Thursday, May 16, 2019

The Hitchhiker's Guide to the Galaxy - Forsyth County Edition

Visit the Sharon Forks Library May 13-26 to share your thoughts and observations on life in Forsyth County in The Hitchhiker’s Guide to the Galaxy – Forsyth County Edition.  Add your insights to entries on sweet tea, Forsyth County's best restaurants, Springtime pollen, traffic, red clay and much more. (We’re still waiting for a contributor to explain the kudzu.)

Don’t miss your chance to contribute to The Hitchhiker’s Guide to the Galaxy – Forsyth County Edition, a one-of-a-kind book that will be appreciated by visitors to the county no matter what galaxy they hail from.

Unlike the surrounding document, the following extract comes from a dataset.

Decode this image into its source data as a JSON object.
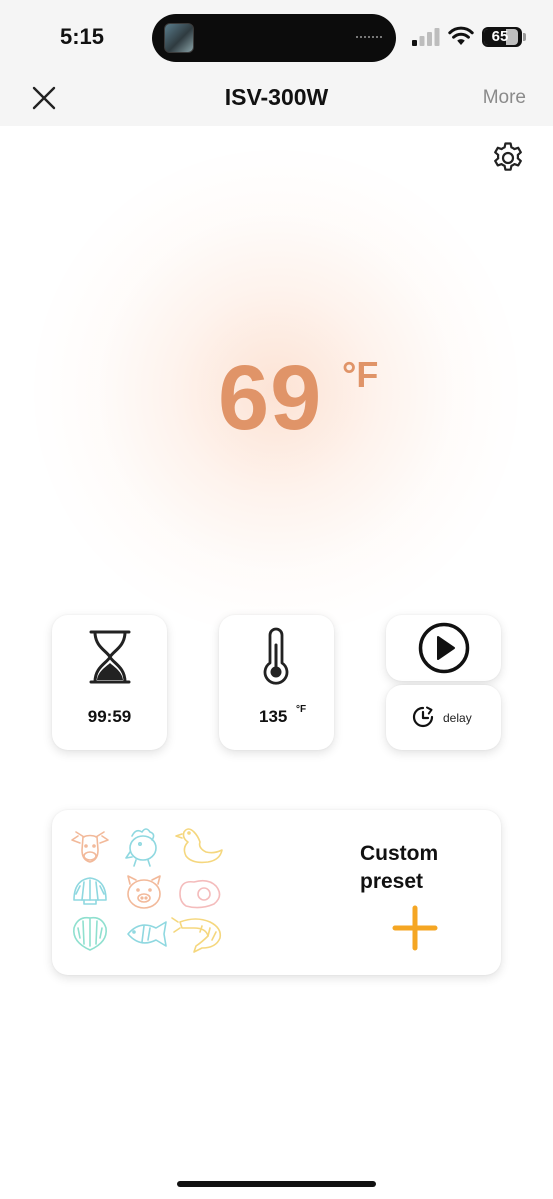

Take a selfie at the contributor's desk to share with your friends on May 25th, the day fans across the globe celebrate the original The Hitchhiker's Guide to the Galaxy by Douglas Adams by wearing towels in his honor. Why towels?
A towel, [The Hitchhiker's Guide to the Galaxy] says, is about the most massively useful thing an interstellar hitchhiker can have. Partly it has great practical value. You can wrap it around you for warmth as you bound across the cold moons of Jaglan Beta; you can lie on it on the brilliant marble-sanded beaches of Santraginus V, inhaling the heady sea vapors; you can sleep under it beneath the stars which shine so redly on the desert world of Kakrafoon; use it to sail a miniraft down the slow heavy River Moth; wet it for use in hand-to-hand-combat; wrap it round your head to ward off noxious fumes or avoid the gaze of the Ravenous Bugblatter Beast of Traal (such a mind-boggingly stupid animal, it assumes that if you can't see it, it can't see you); you can wave your towel in emergencies as a distress signal, and of course dry yourself off with it if it still seems to be clean enough.